The Louisville racing conglomerate had hoped the board could review and vote on a proposal to radically upgrade its flagship racetrack when it met after the company's annual meeting Thursday morning. The project, however, will require some public assistance with financing and all the pieces of that puzzle had not yet been secured, according to Mike Miller, Churchill Downs' senior vice president of finance.
"We're taking a three-prong approach and we only have one prong in place," Miller said. The first prong was the creation of a special taxing district that will return to Churchill Downs up to 80% of tax revenue, an estimated $250,000 a year, generated by the improvements. Louisville's board of aldermen voted June 11 to form the district, which encompasses the racetrack, parking lots, barn area, and the Kentucky Derby Museum. No revenue from the museum, however, will go to the track.
Miller said he could not talk about the other two prongs because they were being negotiated. He did say an announcement on the second prong could come within the next several days.

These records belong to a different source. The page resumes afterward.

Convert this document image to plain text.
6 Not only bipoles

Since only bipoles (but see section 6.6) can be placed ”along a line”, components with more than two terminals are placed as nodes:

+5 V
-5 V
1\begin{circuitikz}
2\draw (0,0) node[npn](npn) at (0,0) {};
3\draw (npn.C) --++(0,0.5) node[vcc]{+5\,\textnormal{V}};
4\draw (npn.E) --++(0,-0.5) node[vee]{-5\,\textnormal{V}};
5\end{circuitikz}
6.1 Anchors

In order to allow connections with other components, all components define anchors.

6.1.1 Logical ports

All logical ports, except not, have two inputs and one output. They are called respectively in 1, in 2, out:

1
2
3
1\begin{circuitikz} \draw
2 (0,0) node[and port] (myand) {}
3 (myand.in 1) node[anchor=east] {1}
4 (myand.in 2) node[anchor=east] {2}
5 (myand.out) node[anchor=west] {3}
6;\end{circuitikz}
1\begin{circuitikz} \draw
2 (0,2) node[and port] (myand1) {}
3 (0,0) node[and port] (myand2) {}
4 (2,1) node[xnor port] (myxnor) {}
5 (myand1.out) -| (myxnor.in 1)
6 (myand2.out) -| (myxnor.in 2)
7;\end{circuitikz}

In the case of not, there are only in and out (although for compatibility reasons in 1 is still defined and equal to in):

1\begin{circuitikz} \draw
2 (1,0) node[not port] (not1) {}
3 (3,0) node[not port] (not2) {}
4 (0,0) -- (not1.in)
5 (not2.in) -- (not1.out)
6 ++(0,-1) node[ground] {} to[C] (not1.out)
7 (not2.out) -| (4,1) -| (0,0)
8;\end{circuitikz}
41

A review of the renovation plans also delayed the vote, according to Miller.
"We have learned a few thing from the on-going work," Miller said about phase one of Churchill Downs' renovation master plan, which began the Monday after the Kentucky Derby (gr. I) and will cost $27 million. "We are re-thinking phase two. I like to call it a right-sizing of the major components."
Phase II will still add 12 new corporate luxury suites, a new 1,700-seat simulcasting parlor, a new sports bar and lounge, and a renovation of the Gate 10 entrance off Longfield Ave. The size and configurations of these components, however, is being adjusted, according to Miller.
The Luckett & Farley architecture firm is currently working on the design of phase II and establishing a construction timeline. Churchill Downs' goal is to have all the new construction finished by the end of 2004. The postponed vote does not threaten that deadline, but the company cannot wait too long.
Miller said Churchill Downs has a couple weeks to get the plans and the financing put together. When they are ready, he said a special session of the board would be convened.